Chef's Pick Care Tips
Cilantro/Coriander Growing Tips
Site: This herb thrives in damp, cool springs and hot, dry summers. It requires mostly sunshine but can be grown in morning sun and shade in the hot afternoon. Choose a site where soil is well-drained and amended with plenty of compost.
Growing: When plants emerge, thin them to 4 inches apart and mulch to conserve moisture and deter weeds. Keep a close eye on young plants to make sure they don't dry out. Once established, it needs just a little water. Like most herbs, cilantro performs well in containers, but choose pots that are at least 12 inches deep to accommodate the plant's taproot. Use potting soil enriched with compost and water regularly.

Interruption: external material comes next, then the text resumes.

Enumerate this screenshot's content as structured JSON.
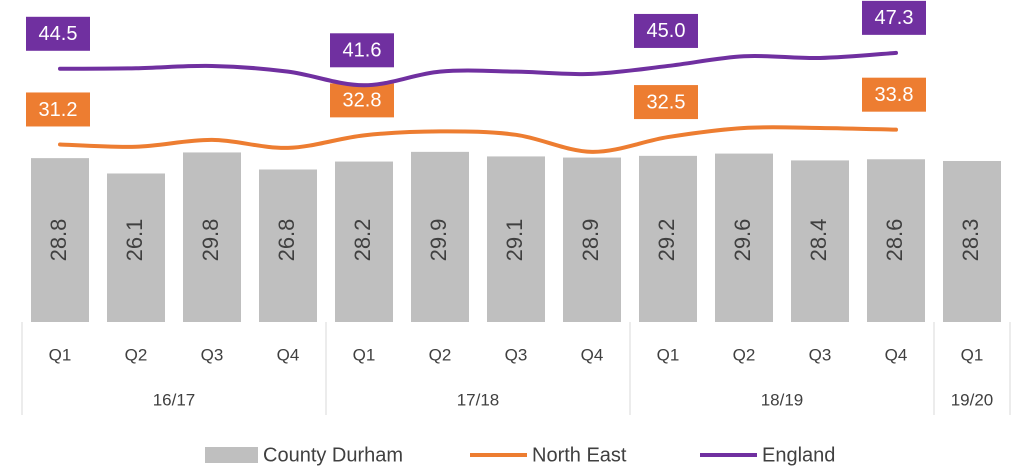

Harvesting: You can grow this Mediterranean native for its leaves, which are known as cilantro, or for its dried seeds, called coriander. To harvest Cilantro, you can begin cutting as soon as the plant is about 6" tall by removing the outer leaves and leaving the growing point intact for the new leaves to grow from. Or you can harvest entire plants when they're about 6 inches high if you want only the leaves. If the target you want is the seeds; wait until the seeds start to ripen, in late summer or early autumn. Then cut the plants off at the base and hang them upside down in paper bags to finish drying.
Culinary Uses: Cilantro, also known as Chinese parsley is a staple herb of both Asian and Mexican cuisine. Coriander seed has no similarity in taste to cilantro leaf. Ground coriander is used in desserts as well as in curries, meat, and seafood dishes. Add it to stews and marinades for a distinctive Mediterranean flavor.